Responsabilità civile  -  Paolo Cendon  -  02/01/2024

Il pallino da caccia

Un uomo che passeggiava per il bosco è stato trovato ferito; dal suo corpo viene estratto un pallino di piombo. Due i cacciatori che risultano essere stati presenti nei paraggi, in quell'arco di tempo. Entrambi figurano aver sparato almeno un colpo; le cartucce dell'una e dell'altra doppietta appaiono compatibili con quel pallino. La vittima non ricorda nulla di utile. Ciascuno dei due cacciatori, che non si conoscevano fra loro, accusa l'altro del ferimento.

L'unica traccia fornita dai periti è che - stante la posizione in cui i convenuti si trovavano, e tenuto conto di ogni ulteriore elemento balistico - il cacciatore A ha il 55% di probabilità di essere il feritore, il cacciatore B il 45%.

Posto allora che le disposizioni legislative sulla causalità sono abbastanza elastiche da rimettere, al giudicante, margini non trascurabili di libertà, è possibile immaginare quanto segue:

(a) prima ipotesi - Nel suo foro interno il giudice ha già stabilito (poniamo) di non voler essere insensibile ai motivi di una recente campagna di stampa, promossa in Italia a favore dell'attività venatoria. L'opzione a favore di quella che chiameremo una "linea ragionevolmente innocentistica" si tradurrà, verosimilmente, nell'affermazione secondo cui il grado di probabilità causale necessario per una condanna deve essere, in situazioni come quella esaminata, non inferiore al 60%.

La conclusione è che ambedue i cacciatori verranno scagionati.

(b) seconda ipotesi - E' in atto nei giornali una crociata contro le armi in genere, e contro quelle da caccia in particolare. Il nostro giudice si sente ad essa solidale. L'opzione a favore di quella che possiamo chiamare una "linea ragionevolmente colpevolistica" si tradurrà nell'affermazione secondo cui il grado di probabilità necessario ai fini di una condanna dovrebbe essere, in ipotesi come quella considerata, non inferiore alla soglia del 40%.

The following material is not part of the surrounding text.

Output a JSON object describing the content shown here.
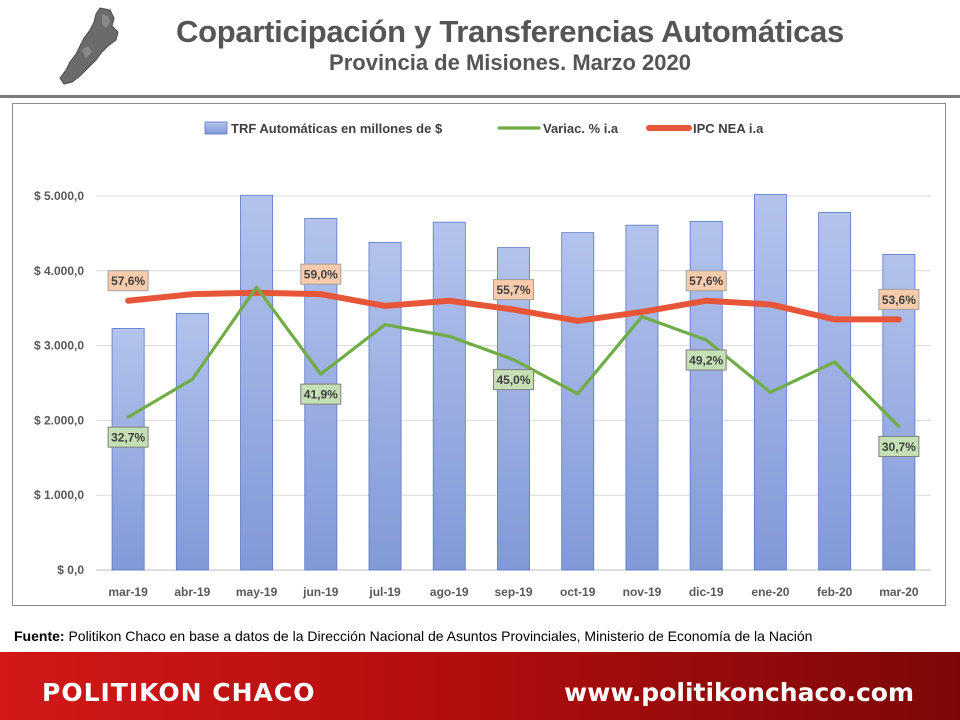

La conclusione è che ambedue i cacciatori (sottolineandosi, magari, come il fatto che essi non si conoscessero non impedisca la prospettabilità di un "fatto" unico, ai sensi dell'art. 2055 c.c.) verranno condannati per lesioni colpose.

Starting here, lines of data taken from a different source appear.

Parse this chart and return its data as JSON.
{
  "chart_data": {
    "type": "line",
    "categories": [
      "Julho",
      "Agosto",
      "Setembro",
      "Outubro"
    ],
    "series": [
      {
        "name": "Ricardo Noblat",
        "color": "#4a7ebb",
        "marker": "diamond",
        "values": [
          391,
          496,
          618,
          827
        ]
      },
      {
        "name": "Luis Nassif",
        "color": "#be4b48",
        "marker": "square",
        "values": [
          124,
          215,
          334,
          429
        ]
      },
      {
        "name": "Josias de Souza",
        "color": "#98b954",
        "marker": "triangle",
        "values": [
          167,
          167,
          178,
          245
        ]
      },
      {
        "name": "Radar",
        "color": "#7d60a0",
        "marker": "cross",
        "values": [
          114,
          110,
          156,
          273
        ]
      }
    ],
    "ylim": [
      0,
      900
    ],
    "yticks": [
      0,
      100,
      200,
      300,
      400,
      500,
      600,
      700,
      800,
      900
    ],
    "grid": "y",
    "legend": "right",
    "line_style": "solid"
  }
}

(c) terza ipotesi - Sono emersi durante il processo particolari specifici, relativi alla personalità dei due cacciatori, e tali da far scattare nel sistema argomentativo del giudice alcune istanze di ordine generale.

Si è scoperto (poniamo) che B non è un cacciatore in senso stretto: l'uomo è piuttosto una sorta di samaritano verde, uso a girare per i boschi allo scopo di convincere i veri cacciatori a rinunciare a quel'insana passione; essendo disposto, lui personalmente, ad abbattere al massimo i capi malati o sovrabbondanti di certe specie. E' risultato nel contempo come A sia un bracconiere incallito: autore di innumerevoli illeciti venatori, da sempre sprezzante verso i più elementari principi di tutela della vita - non solo animale ma persino umana.

La premessa del giudizio sarà, qui, verosimilmente diversa; e si postulerà che ai fini di una condanna in materia venatoria occorre di regola un 50% di probabilità causale.

La conclusione è che il cacciatore A verrà condannato e il cacciatore B assolto.